信濃デッサン館、無言館館主、窪島誠一郎氏の自伝である。

水上勉と恋人との間に、結婚しないままに産まれた窪島氏は生母に水上凌として育てられるが、2歳になったばかりのころ、窪島夫妻に引き取られる。

窪島家は明治大学の門前で靴の修繕を生業とし、貧しい生活だった。長ずるに従い、自分の出生に疑念を抱き、親に聞いても言ってくれないので執念のように関係者を訪ね歩き、ついに仲立ちをしてくれた人の未亡人に本当のお父さんのことを知らされる。

この時のことは当時マスコミで話題になり、さすが親子、よく似ていると私も思った記憶がある。40年近く前のことだった。

この本では、実父母と養父母、その周りの人達との関係、自分の複雑な思いを余さず書いている。

昔は戦争や病気で人は今より簡単に死に、親子の生き別れもずっと多かったと思う。また子供の数も多かったので、相続に関係ない子はよその家の後継ぎとしてもらわれることもあった。

私は子供には小さい時から本当のことを話した方がいいと思うが、昔は自分たちが捨てられるのではないか、本当の親のことを知ってそちらへ行ってしまうのではないかと、言わないのが普通だったのではないか。

でも近所の子供と遊ぶうち、また周りの大人のふとした言動から子供は何かを感じ取ってしまうものでもある。

小さい時から「貰ってきたんだよ。あなたが大好きなので、私たちは育てているんだよ」とずっと言い続ければいいらしい。その年齢なりに自分の中で消化していると、他人に言われてもショックが最小限で済むと思う。

作者は養父母を相当追い詰めたらしい。
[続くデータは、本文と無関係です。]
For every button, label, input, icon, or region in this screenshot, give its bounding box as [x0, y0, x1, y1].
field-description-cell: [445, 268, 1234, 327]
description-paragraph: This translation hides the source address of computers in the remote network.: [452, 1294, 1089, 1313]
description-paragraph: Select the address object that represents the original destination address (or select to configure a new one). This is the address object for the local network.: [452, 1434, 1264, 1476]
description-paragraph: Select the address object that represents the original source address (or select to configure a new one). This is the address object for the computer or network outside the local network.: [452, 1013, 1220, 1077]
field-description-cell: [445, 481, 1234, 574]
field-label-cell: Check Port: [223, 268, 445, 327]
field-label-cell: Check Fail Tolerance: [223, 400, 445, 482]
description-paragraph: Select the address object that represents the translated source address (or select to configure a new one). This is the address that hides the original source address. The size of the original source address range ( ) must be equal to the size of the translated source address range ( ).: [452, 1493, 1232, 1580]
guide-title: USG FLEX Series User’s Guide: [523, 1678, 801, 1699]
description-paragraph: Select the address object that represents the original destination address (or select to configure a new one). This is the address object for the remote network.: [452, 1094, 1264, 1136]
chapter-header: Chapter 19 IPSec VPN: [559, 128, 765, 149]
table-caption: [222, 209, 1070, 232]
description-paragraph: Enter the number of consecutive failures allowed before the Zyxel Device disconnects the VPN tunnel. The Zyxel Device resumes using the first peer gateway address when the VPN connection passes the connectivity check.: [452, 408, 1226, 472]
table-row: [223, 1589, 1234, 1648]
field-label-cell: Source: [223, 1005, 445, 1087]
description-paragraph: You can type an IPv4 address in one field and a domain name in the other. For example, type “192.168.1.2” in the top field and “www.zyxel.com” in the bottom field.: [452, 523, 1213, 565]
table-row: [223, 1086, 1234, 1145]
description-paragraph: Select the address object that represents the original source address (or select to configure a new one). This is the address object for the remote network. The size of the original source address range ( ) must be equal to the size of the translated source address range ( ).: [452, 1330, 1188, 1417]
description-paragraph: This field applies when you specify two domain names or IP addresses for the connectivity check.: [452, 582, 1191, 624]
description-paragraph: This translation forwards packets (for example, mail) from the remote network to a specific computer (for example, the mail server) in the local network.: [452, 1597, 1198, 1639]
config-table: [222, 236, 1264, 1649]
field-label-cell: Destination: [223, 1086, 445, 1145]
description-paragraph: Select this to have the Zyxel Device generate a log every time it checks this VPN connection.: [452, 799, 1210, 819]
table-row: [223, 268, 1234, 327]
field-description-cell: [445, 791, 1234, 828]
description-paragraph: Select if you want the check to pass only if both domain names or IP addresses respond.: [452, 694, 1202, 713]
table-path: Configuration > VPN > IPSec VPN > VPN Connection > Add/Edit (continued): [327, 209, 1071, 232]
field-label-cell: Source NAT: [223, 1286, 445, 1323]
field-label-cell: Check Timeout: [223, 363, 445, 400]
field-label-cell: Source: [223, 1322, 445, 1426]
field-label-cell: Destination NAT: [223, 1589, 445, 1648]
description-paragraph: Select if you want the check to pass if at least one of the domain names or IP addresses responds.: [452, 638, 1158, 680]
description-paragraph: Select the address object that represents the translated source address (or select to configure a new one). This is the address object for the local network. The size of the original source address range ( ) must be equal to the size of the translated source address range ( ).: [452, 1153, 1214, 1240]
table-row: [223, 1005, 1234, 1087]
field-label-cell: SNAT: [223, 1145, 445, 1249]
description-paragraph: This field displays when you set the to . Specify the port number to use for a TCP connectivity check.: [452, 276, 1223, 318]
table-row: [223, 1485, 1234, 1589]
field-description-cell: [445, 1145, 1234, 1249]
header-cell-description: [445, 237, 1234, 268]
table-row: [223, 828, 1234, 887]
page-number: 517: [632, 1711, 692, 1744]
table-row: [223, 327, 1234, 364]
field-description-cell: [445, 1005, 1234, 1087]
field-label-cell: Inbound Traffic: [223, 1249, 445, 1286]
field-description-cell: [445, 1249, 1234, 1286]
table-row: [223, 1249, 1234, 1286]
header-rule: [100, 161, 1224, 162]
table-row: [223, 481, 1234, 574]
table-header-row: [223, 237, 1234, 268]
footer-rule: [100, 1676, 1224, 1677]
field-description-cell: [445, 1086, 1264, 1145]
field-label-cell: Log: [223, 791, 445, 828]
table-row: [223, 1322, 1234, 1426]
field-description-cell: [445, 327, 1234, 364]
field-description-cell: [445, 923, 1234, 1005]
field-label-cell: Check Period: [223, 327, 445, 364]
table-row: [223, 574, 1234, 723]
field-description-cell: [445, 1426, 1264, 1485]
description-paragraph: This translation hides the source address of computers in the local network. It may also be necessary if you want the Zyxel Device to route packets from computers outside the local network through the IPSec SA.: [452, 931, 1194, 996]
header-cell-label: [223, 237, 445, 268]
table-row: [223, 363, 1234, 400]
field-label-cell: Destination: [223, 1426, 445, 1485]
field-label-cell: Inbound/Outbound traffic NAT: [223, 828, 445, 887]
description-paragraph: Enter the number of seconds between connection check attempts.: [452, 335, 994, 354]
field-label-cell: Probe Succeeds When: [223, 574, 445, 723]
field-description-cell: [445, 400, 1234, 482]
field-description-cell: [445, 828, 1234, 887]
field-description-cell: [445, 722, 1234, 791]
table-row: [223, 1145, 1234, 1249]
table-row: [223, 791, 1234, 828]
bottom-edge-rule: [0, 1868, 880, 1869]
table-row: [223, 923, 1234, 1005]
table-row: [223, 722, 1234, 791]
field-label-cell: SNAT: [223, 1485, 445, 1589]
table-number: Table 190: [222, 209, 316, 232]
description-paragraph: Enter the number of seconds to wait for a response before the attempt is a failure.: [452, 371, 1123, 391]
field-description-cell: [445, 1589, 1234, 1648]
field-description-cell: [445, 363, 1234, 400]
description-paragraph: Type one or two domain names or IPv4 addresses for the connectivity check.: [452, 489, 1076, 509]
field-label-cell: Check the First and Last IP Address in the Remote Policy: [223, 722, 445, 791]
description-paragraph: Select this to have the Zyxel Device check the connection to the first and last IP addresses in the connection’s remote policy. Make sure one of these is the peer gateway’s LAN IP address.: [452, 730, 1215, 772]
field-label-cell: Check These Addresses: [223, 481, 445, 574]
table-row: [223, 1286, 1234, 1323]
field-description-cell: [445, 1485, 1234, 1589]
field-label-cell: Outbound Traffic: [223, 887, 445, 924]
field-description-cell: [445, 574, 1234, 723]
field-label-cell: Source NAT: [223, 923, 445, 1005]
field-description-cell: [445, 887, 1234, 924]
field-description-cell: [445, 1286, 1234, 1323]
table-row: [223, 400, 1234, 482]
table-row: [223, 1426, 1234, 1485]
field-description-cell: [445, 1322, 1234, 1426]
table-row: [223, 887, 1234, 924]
どうしても話さないのでその仲が険悪になったらしい。でも仕事上の保証人になってくれたのは養父の弟、子供のころは親戚の家に行き来したりして可愛がってもらっている。よかったじゃないのと、私は思った。

養父母とは最後まで一緒に住み、妻任せとは言え、最期の世話もしている。小さな食べ物屋を明治大学の前に開き、繁盛して支店を広げ、成城に一軒家を構えて養父母と同居している。えらい!!

そして美術館も立ち上げ、無言館は全国で唯一、戦没画学生の美術館として、広く知られるようになった。自分で生きていかなければという思いが子供の時から強かった人なのだろう。

窪島氏は水上勉と親子付き合いをするが、一方、生母には冷たいなと思った。複雑な思いがあるのだろう。窪島氏の奥様は成城の自宅で子育てと介護に追われ、また生母ともたまにデパートへ付きあったりとなかなかできた人だと思う。奥様のサポートなしには今の仕事はなしえなかった。奥様も偉いなと思った。